No one as a child decides to become an angry drug user. Or a thief. Or an abusee. Or an ignorant person. So much of who we are started before we were born. For example, when you were a fetus in your mother’s womb and kept fidgeting and moving around so much that it prevented her from sleeping night after night. Was that your fault?
What happened was that a particular sperm and egg randomly got together and spawned you. It was an act of the cosmos and you, quite frankly, had nothing to do with it. There wasn’t even a “you” when the fusion happened.
Then there were the things that happened during Mom’s pregnancy—what she ate or didn’t eat, if she drank and how much, whether she had adequate prenatal care and received or followed medical advice. Was any of that your doing? Of course not.
Moving on, after your birth, we could ask these same questions and then some. Were you well cared for physically and emotionally? Was there an abundance of decency, respect and kindness in the environment you grew up in? Did you get scant help, too much help when it wasn’t needed, or just the right amount? Were you fed so that your brain and body grew healthfully? Was your education outstanding, fair or substandard?

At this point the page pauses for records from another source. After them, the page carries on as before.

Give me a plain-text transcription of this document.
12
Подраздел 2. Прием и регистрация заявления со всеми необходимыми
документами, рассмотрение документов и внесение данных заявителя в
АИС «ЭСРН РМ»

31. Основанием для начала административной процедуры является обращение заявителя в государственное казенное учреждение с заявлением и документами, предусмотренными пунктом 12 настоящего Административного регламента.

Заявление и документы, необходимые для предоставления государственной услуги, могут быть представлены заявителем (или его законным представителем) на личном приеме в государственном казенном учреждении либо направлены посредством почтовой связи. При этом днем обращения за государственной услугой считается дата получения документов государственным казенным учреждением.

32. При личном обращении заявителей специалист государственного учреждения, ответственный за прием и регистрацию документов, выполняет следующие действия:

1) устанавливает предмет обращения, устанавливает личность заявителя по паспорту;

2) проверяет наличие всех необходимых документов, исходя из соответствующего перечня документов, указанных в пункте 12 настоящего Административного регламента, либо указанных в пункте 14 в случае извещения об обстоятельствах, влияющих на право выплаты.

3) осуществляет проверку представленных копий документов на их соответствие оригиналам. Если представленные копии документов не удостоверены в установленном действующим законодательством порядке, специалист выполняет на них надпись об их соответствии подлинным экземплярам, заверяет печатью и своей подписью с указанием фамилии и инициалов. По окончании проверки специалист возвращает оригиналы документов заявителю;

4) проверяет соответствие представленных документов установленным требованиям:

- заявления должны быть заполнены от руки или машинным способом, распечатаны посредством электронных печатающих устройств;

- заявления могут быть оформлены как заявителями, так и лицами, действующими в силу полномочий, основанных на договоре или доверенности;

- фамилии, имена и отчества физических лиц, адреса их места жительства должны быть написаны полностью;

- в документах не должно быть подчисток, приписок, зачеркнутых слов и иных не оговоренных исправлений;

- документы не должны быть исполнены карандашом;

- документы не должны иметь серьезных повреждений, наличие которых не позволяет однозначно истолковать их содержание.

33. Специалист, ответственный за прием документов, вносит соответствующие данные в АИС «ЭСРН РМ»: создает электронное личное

I hope you’re getting the point here: that your genes and early environment shaped you to be the person you became and are still becoming. The bad things that happened were to you not because of you; there wasn’t that much you there to begin with. If you come from poverty, alcoholic stock or had to drop out of school to work, you were shaped by these experiences. Yes, you could make choices, but the major ones that occurred by nature and nurture were out of your hands.
Again, I’m not saying you can’t change or shouldn’t hold yourself accountable for who you are today. But the early stuff, you didn’t ask for it and you couldn’t change it. Children really have very little power over their lives in the best of circumstances. If you had less than the best, cut yourself some slack and admit that who you became isn’t your fault. You were a child of the universal crap shoot just like the rest of us.